Y las críticas de Gorbachov al actual inquilino del Kremlin, aunque escasas y muy contenidas, no hicieron sino aumentar la antipatía hacia su figura. Así, a principios de 2012, Gorbachov, como muchos otros moscovitas a la luz de las protestas en la plaza de Bolotnaya, se mostró crítico con el retorno de Putin a la presidencia tras el paréntesis de Medvédev, a lo que Dimitri Peskov, portavoz del Kremlin, replicó que “el antiguo jefe de un país enorme [la URSS] que, básicamente, destruyó, le sugiere que dimita a otro hombre que ha sido capaz de salvar a Rusia de correr la misma suerte”.

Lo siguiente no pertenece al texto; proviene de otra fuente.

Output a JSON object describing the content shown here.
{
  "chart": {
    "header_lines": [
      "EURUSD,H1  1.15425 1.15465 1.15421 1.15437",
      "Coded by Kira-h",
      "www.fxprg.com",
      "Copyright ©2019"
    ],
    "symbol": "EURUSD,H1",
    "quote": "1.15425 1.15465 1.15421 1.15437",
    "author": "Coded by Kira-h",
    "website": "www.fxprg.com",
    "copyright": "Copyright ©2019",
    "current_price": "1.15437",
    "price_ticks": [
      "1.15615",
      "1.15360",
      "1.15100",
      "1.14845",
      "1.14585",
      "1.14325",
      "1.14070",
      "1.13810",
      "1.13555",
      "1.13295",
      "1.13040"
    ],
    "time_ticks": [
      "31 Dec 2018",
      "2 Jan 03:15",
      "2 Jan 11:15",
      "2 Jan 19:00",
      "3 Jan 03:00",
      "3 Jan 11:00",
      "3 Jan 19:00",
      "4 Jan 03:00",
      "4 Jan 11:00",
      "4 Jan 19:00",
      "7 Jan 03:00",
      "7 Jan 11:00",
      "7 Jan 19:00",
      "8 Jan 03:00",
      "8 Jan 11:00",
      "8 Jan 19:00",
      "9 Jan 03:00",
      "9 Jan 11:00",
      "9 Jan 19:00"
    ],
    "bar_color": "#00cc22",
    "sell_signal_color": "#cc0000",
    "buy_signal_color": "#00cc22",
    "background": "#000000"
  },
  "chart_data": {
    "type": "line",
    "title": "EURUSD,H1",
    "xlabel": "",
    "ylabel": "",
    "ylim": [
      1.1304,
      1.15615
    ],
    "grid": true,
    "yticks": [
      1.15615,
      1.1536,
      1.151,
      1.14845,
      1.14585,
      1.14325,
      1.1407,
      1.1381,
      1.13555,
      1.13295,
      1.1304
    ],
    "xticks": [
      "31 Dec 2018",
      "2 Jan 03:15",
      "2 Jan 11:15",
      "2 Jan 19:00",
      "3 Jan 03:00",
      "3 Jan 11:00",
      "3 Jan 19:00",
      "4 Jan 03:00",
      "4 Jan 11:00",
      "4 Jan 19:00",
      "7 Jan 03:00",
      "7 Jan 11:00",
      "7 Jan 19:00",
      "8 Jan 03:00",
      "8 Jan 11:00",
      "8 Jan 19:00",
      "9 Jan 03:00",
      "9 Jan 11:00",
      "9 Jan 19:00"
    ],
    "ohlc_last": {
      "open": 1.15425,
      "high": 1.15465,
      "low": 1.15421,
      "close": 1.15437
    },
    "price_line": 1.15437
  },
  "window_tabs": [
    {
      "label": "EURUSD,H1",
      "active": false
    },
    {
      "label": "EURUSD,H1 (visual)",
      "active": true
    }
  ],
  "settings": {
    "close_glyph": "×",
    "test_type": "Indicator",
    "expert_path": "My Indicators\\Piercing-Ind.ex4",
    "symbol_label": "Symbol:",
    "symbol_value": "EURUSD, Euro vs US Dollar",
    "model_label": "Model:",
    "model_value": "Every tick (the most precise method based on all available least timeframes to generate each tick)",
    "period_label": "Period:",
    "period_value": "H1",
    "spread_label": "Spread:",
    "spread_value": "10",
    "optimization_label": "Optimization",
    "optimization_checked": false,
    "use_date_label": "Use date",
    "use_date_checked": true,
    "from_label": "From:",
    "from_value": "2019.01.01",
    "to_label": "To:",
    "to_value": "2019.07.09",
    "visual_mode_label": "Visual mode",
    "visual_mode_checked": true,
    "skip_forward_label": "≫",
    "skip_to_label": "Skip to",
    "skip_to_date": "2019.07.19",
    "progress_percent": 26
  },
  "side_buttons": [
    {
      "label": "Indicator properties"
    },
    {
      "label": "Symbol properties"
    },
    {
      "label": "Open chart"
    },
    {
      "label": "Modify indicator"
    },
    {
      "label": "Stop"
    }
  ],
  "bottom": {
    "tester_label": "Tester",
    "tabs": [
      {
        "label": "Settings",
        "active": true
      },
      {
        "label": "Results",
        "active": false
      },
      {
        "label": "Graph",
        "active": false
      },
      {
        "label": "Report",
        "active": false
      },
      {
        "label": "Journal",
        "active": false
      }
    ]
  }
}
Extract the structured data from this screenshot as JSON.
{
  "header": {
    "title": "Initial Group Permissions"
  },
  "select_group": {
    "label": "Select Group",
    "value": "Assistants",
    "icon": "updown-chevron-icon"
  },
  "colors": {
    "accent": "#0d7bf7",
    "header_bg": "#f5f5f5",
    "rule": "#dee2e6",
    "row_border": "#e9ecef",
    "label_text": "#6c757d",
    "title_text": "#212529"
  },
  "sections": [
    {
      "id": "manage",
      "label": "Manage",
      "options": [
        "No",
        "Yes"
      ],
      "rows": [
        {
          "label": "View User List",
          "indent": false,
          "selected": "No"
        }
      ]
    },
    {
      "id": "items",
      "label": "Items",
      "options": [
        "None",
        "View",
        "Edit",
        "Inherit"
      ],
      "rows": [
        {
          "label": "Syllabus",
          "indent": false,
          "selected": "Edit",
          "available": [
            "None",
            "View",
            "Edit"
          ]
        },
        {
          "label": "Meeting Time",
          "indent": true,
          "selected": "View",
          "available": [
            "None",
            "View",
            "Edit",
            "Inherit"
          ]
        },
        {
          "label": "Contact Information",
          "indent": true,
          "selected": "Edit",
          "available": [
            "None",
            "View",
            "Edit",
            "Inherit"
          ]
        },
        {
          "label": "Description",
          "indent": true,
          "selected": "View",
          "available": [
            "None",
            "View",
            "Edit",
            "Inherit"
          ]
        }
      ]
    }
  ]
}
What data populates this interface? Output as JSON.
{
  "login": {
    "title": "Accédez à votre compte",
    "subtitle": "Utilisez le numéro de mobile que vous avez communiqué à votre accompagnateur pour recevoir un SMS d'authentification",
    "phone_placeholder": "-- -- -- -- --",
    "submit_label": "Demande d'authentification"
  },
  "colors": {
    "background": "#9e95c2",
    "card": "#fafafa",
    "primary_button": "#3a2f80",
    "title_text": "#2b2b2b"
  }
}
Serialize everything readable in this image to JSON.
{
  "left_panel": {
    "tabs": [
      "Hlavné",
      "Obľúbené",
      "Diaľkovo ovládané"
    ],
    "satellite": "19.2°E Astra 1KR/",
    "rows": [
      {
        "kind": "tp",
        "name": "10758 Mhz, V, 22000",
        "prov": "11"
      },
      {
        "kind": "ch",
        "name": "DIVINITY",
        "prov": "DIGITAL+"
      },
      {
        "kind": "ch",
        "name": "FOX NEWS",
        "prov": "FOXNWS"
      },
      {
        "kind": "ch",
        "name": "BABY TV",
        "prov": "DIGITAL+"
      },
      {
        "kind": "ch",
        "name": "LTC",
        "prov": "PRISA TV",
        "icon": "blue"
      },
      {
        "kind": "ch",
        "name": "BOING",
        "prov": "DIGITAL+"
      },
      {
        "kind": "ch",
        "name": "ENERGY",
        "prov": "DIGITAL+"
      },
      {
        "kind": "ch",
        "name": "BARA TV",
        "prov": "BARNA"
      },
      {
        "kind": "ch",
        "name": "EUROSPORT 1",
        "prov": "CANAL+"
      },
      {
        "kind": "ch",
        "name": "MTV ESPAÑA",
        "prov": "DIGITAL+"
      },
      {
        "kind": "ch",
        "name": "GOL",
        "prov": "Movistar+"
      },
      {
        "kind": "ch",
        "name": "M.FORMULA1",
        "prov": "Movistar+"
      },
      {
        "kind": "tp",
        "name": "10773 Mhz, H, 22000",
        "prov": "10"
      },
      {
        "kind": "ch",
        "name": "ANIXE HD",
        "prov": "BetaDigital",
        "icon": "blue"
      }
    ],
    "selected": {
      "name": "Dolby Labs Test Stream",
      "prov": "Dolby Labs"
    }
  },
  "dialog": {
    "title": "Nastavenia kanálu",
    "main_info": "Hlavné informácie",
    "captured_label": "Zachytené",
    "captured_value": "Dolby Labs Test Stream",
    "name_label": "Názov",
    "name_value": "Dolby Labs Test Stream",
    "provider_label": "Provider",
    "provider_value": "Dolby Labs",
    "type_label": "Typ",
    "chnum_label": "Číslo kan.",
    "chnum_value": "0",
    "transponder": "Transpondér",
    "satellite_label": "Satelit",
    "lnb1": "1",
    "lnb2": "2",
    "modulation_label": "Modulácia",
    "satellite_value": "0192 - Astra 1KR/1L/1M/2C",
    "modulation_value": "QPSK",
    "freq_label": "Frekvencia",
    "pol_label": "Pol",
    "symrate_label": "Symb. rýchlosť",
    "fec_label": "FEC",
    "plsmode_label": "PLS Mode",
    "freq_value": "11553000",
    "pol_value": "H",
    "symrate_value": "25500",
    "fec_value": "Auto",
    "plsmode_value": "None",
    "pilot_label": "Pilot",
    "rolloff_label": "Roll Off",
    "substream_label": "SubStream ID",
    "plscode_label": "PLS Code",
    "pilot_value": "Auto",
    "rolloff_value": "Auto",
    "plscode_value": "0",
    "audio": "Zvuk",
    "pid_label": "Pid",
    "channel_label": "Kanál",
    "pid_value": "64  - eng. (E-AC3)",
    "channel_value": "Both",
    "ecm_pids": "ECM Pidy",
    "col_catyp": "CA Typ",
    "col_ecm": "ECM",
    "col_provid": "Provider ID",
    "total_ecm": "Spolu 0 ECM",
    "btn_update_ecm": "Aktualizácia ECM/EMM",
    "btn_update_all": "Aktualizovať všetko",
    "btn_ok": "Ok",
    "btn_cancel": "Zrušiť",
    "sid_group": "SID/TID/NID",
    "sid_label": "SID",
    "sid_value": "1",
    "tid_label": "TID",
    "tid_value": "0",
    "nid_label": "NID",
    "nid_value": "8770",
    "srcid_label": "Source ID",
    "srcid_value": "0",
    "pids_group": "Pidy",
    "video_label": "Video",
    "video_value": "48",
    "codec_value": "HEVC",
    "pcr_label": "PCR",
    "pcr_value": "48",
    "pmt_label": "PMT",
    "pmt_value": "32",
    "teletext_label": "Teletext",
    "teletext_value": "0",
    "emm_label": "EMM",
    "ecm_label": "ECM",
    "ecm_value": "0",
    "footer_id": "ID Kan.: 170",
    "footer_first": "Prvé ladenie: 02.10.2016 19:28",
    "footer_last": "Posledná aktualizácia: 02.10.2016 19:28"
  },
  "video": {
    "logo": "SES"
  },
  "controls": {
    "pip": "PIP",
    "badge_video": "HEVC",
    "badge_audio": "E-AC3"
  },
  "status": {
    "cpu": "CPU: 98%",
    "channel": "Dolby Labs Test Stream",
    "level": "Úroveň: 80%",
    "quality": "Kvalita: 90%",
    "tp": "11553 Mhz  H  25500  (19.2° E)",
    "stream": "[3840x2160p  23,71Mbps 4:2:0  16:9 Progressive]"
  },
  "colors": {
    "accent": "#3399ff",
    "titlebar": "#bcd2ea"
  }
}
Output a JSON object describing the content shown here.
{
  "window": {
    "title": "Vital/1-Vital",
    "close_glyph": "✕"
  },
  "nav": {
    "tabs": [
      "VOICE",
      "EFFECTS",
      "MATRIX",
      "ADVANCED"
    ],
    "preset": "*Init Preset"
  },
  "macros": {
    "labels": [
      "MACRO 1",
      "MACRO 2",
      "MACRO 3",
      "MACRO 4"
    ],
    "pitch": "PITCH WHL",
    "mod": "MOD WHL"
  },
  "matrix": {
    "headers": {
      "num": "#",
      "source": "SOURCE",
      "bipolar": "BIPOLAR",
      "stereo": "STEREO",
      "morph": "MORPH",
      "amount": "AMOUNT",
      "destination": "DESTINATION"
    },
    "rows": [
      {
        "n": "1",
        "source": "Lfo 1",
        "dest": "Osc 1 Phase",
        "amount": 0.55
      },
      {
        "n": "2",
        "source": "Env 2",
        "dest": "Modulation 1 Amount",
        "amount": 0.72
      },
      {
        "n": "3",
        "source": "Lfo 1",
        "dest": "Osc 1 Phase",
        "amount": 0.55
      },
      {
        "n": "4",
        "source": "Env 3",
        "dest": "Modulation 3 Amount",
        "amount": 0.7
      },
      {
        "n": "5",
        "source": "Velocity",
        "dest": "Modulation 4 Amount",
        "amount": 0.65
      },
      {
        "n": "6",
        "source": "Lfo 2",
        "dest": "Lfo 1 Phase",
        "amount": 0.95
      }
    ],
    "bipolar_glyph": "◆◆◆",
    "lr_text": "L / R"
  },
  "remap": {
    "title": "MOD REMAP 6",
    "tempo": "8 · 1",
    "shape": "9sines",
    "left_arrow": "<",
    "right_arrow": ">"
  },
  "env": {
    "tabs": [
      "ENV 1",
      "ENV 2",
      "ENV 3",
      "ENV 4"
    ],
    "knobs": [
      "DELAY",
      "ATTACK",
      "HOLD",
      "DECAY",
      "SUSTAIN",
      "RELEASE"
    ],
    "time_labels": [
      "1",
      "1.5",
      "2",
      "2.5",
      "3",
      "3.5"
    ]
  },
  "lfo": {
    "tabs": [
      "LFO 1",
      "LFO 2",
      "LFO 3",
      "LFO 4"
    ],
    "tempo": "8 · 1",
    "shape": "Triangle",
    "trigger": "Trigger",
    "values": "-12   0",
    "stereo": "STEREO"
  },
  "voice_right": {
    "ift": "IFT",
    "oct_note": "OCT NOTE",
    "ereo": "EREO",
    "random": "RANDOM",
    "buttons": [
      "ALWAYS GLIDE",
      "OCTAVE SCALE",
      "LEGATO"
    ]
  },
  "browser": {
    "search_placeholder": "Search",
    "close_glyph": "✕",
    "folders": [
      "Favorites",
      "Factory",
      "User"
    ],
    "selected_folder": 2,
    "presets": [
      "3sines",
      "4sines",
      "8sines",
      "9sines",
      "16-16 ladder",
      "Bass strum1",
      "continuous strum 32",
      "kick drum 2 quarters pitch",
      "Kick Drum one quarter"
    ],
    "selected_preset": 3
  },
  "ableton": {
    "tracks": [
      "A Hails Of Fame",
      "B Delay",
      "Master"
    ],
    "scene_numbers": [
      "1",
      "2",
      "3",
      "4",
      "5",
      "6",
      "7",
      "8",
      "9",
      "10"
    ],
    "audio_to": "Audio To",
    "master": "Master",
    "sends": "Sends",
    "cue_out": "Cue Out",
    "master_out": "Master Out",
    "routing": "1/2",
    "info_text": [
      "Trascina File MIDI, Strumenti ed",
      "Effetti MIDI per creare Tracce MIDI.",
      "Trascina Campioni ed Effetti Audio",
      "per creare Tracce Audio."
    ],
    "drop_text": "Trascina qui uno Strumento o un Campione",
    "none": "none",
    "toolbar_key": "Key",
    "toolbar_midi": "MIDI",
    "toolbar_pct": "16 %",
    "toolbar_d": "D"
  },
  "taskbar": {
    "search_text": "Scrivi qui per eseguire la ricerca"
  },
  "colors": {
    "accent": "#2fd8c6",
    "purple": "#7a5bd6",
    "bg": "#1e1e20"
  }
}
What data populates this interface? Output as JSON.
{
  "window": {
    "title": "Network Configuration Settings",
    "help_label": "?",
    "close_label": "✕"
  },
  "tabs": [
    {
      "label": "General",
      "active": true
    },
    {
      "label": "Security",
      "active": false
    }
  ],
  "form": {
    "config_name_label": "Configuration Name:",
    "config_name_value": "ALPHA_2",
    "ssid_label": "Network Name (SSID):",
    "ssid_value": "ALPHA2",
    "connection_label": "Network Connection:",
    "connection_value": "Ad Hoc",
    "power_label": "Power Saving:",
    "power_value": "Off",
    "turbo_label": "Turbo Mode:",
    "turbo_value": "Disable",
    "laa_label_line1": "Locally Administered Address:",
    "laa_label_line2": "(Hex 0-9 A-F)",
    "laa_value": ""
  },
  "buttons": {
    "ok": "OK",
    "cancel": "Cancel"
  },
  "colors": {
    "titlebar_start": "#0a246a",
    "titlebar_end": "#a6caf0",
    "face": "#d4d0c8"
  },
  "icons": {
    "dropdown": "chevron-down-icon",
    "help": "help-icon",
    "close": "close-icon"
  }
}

La mayor parte de sus críticos y detractores están muy lejos de la altura moral de Gorbachov, pero tienen razón en una cosa: sin él, no puede explicarse el fin de la URSS. Porque, al contrario de lo que suele repetirse en Occidente, el colapso de la Unión Soviética no fue inevitable. Muy al contrario, la disolución de la URSS fue inesperada, contingente y en parte fortuita. Y ahí, aunque no lo pretendiera así, Gorbachov jugó un papel decisivo para alumbrar un nuevo mundo.

 

Nicolás de Pedro es experto en geopolítica y jefe de Investigación y Senior Fellow del Institute for Statecraft. Es el autor en este periódico de La gran partida, un blog de política internacional sobre competición estratégica entre grandes potencias vista desde España.